Sermons

Summary: Job experienced what we might call the "Perfect" storm of life... we can learn how to handle these times by looking to his example.

But what I want to share with you today is that it is RIGHT THERE… right there in the ‘smack dab middle’ of the storm… that is where we can learn some of life’s most important lessons… they became apparent for Job and they can for us as well.

A “perfect storm” of suffering may overwhelm you.

Now I believe I can confidently say that this “perfect storm” in Job’s life had totally overwhelmed him. In an amazingly brief period of time, enemies had attacked, his financial portfolio had been stripped and worst of all, his children had been killed. In the aftermath, his own health deteriorated to the point that he wanted to die.

But Job could NOT die, and to make matters worse, his wife and his friends had come to ‘comfort’ him and they had come to the conclusion that the entire thing had to be Job’s fault!

In their own ways, they all said “Confess your sin, Job, and maybe God will abandon His attack against you!” They told Job, “We know God to be fair, and just, and right. No matter how much you protest your innocence, Job, God simply cannot be wrong. Come now … what did you do to deserve this?”

It was a perfect storm that sank Job to the depths of discouragement and depression as surely as the Andrea Gail sank to the bottom of the North Atlantic.

Haven’t you seen it? When the funerals start arriving for a family, they seem to come in bunches. A family that didn’t even know where the community funeral home was suddenly knows the back hallways and hidden rooms, the price of coffins and the way to organize a memorial service. After a rash of funerals, it numbs them. At times, the survivors wonder which one of them will be the next they remember in their season of death.

Or what of the health issues? A person who has known only the best of health slams into a troubling symptom as if he’d hit a truck on the highway. And the problems pile up behind him, bringing tests and surgeries and treatments and expensive medical bills and thoughts of giving up.

Financial pressures can do the same thing to a person, or a family. A job is lost, and bills are missed. The debts pile up, and a car – or a refrigerator – decides to quit, just when there is no money to pay for the repairs.

When the storm of financial worry builds to a peak, changes are made, attorneys consulted, letters written, and phone calls are avoided. It’s a little like dancing around the lightning bolts, unsure where the storm will strike next.

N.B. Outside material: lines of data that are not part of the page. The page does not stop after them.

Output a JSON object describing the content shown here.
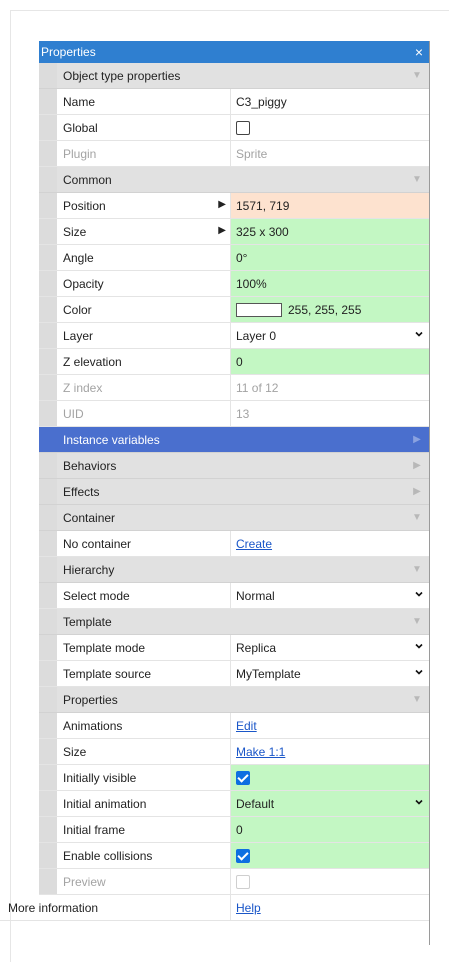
{
  "panel": {
    "title": "Properties",
    "close_glyph": "×"
  },
  "sections": {
    "object_type": "Object type properties",
    "common": "Common",
    "instance_variables": "Instance variables",
    "behaviors": "Behaviors",
    "effects": "Effects",
    "container": "Container",
    "hierarchy": "Hierarchy",
    "template": "Template",
    "properties": "Properties"
  },
  "object_type": {
    "name_label": "Name",
    "name_value": "C3_piggy",
    "global_label": "Global",
    "global_checked": false,
    "plugin_label": "Plugin",
    "plugin_value": "Sprite"
  },
  "common": {
    "position_label": "Position",
    "position_value": "1571, 719",
    "size_label": "Size",
    "size_value": "325 x 300",
    "angle_label": "Angle",
    "angle_value": "0°",
    "opacity_label": "Opacity",
    "opacity_value": "100%",
    "color_label": "Color",
    "color_value": "255, 255, 255",
    "color_swatch": "#ffffff",
    "layer_label": "Layer",
    "layer_value": "Layer 0",
    "zelev_label": "Z elevation",
    "zelev_value": "0",
    "zindex_label": "Z index",
    "zindex_value": "11 of 12",
    "uid_label": "UID",
    "uid_value": "13"
  },
  "container": {
    "label": "No container",
    "link": "Create"
  },
  "hierarchy": {
    "select_label": "Select mode",
    "select_value": "Normal"
  },
  "template": {
    "mode_label": "Template mode",
    "mode_value": "Replica",
    "source_label": "Template source",
    "source_value": "MyTemplate"
  },
  "properties": {
    "anim_label": "Animations",
    "anim_link": "Edit",
    "size_label": "Size",
    "size_link": "Make 1:1",
    "visible_label": "Initially visible",
    "visible_checked": true,
    "initanim_label": "Initial animation",
    "initanim_value": "Default",
    "frame_label": "Initial frame",
    "frame_value": "0",
    "collisions_label": "Enable collisions",
    "collisions_checked": true,
    "preview_label": "Preview"
  },
  "footer": {
    "label": "More information",
    "link": "Help"
  },
  "colors": {
    "titlebar": "#2f7fd0",
    "selected_section": "#4a6fce",
    "changed_green": "#c3f7c3",
    "changed_orange": "#fde2cf",
    "link": "#1a56c8",
    "checkbox_checked": "#0e6fe1"
  }
}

It is the kind of situation that only needs one more element before the perfect storm sinks the entire family in a wave of crushing financial pressure. If, in the midst of one kind of trouble another one develops, it can be absolutely overwhelming.

I want us to ALL understand that just because we are believers… we are NOT immune to such pressures. Like I said last week, we cannot simply sing our favorite hymn and wish the problems away.